Wednesday, June 8, 2011

The pettiness of the media, a juxtaposition

I have to agree with BC Blue on this topic.  I just spent the whole afternoon listening to newscasts every half hour where the pompous, self-righteous jackaninny on the radio lead off with this story in that "uh-oh, look what the bad boy did now" gossipy tone.  And in reality, this is as much of a story as a local story in Saskatchewan not too long ago.

Now, it's not a perfect juxtaposition, but the concept is still there.  On the national stage, Mr. Harper is paying the commercial rate for plane tickets for his daughter and himself to travel to Boston for the game tonight.  Of course, he needs to take security with him wherever he goes and as such it's likely cheaper to take the jet that is there for his use in order to haul all of them rather than actually flying commercial.  It's actually entirely likely that the commercial rate that he'll pay would cover the fuel and pilot costs for the 6 hour round trip.

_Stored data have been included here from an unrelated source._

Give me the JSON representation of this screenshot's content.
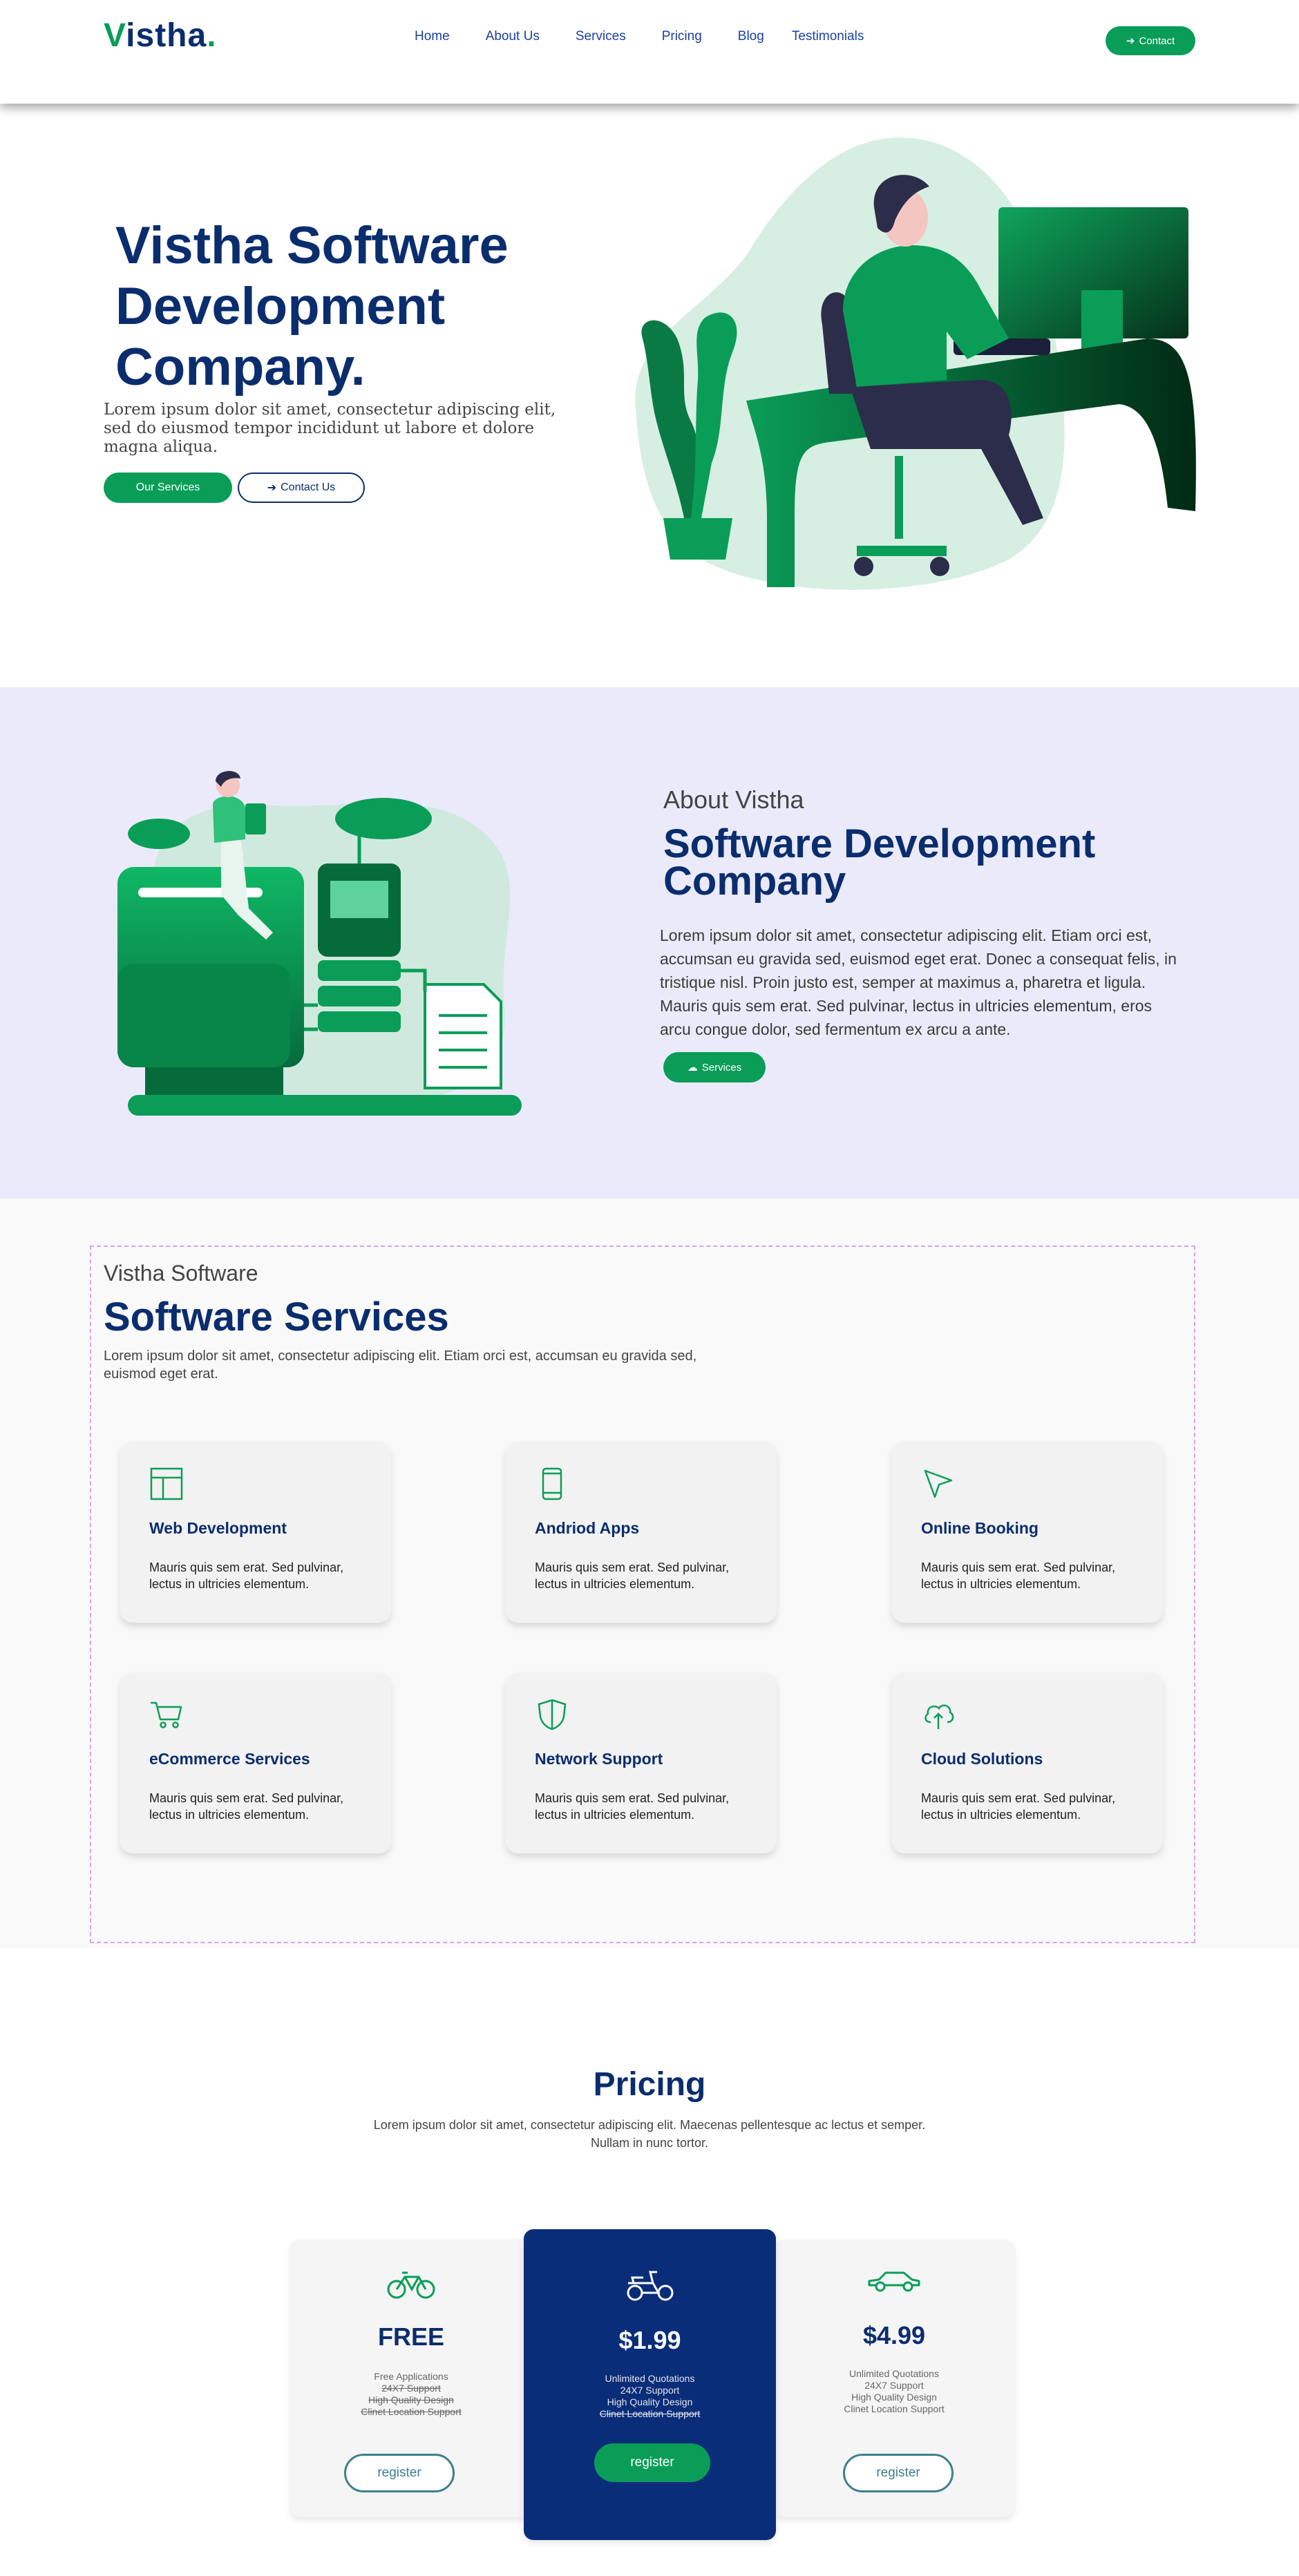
{
  "header": {
    "logo": {
      "v": "V",
      "rest": "istha",
      "dot": "."
    },
    "nav": [
      "Home",
      "About Us",
      "Services",
      "Pricing",
      "Blog",
      "Testimonials"
    ],
    "contact_label": "Contact"
  },
  "hero": {
    "title": "Vistha Software Development Company.",
    "text": "Lorem ipsum dolor sit amet, consectetur adipiscing elit, sed do eiusmod tempor incididunt ut labore et dolore magna aliqua.",
    "primary_button": "Our Services",
    "secondary_button": "Contact Us"
  },
  "about": {
    "kicker": "About Vistha",
    "title": "Software Development Company",
    "text": "Lorem ipsum dolor sit amet, consectetur adipiscing elit. Etiam orci est, accumsan eu gravida sed, euismod eget erat. Donec a consequat felis, in tristique nisl. Proin justo est, semper at maximus a, pharetra et ligula. Mauris quis sem erat. Sed pulvinar, lectus in ultricies elementum, eros arcu congue dolor, sed fermentum ex arcu a ante.",
    "button": "Services"
  },
  "services": {
    "kicker": "Vistha Software",
    "title": "Software Services",
    "intro": "Lorem ipsum dolor sit amet, consectetur adipiscing elit. Etiam orci est, accumsan eu gravida sed, euismod eget erat.",
    "cards": [
      {
        "title": "Web Development",
        "text": "Mauris quis sem erat. Sed pulvinar, lectus in ultricies elementum.",
        "icon": "layout-icon"
      },
      {
        "title": "Andriod Apps",
        "text": "Mauris quis sem erat. Sed pulvinar, lectus in ultricies elementum.",
        "icon": "phone-icon"
      },
      {
        "title": "Online Booking",
        "text": "Mauris quis sem erat. Sed pulvinar, lectus in ultricies elementum.",
        "icon": "cursor-icon"
      },
      {
        "title": "eCommerce Services",
        "text": "Mauris quis sem erat. Sed pulvinar, lectus in ultricies elementum.",
        "icon": "cart-icon"
      },
      {
        "title": "Network Support",
        "text": "Mauris quis sem erat. Sed pulvinar, lectus in ultricies elementum.",
        "icon": "shield-icon"
      },
      {
        "title": "Cloud Solutions",
        "text": "Mauris quis sem erat. Sed pulvinar, lectus in ultricies elementum.",
        "icon": "cloud-upload-icon"
      }
    ]
  },
  "pricing": {
    "title": "Pricing",
    "intro": "Lorem ipsum dolor sit amet, consectetur adipiscing elit. Maecenas pellentesque ac lectus et semper. Nullam in nunc tortor.",
    "plans": [
      {
        "price": "FREE",
        "icon": "bicycle-icon",
        "features": [
          "Free Applications",
          "24X7 Support",
          "High Quality Design",
          "Clinet Location Support"
        ],
        "register": "register"
      },
      {
        "price": "$1.99",
        "icon": "scooter-icon",
        "features": [
          "Unlimited Quotations",
          "24X7 Support",
          "High Quality Design",
          "Clinet Location Support"
        ],
        "register": "register"
      },
      {
        "price": "$4.99",
        "icon": "car-icon",
        "features": [
          "Unlimited Quotations",
          "24X7 Support",
          "High Quality Design",
          "Clinet Location Support"
        ],
        "register": "register"
      }
    ]
  },
  "colors": {
    "brand_green": "#0a9d58",
    "brand_navy": "#0a2d6e",
    "about_bg": "#ebeafb"
  }
}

Now, compare that to our story in Saskatchewan, where the Leader of the Opposition was caught with his CVA vehicle in Colorado, where it was driven and left there with his wife and daughter while he flew back to attend the Legislature.  Now he says that he reimburses the province fully using a mileage rate, and that it was perfectly normal for him to use his fuel card to fill up the car, however there is something that didn't sit right with me.  As I mentioned in the post, if that were true, it would have been at least as cheap, if not much cheaper, for Mr. Lingenfelter to just rent a vehicle in Colorado for use down there rather than taking his CVA vehicle with him.

Now the difference between these situations?  The Conservative is smeared repeatedly during news casts all day while not a peep is said during newscasts about the NDP Leader of the Provincial Opposition.  In fact, the only way that I heard about it was through the morning talk show where he replayed the news conference and discussed it for a half hour.  In both situations, the politician was acting within established policies.  The only real difference in the principle was that one was a Conservative and the other NDP.

Gormley was right - it wasn't worth pursuing by the press when it was the NDP Leader in Saskatchewan, and it most certainly isn't worth mentioning with the Prime Minister.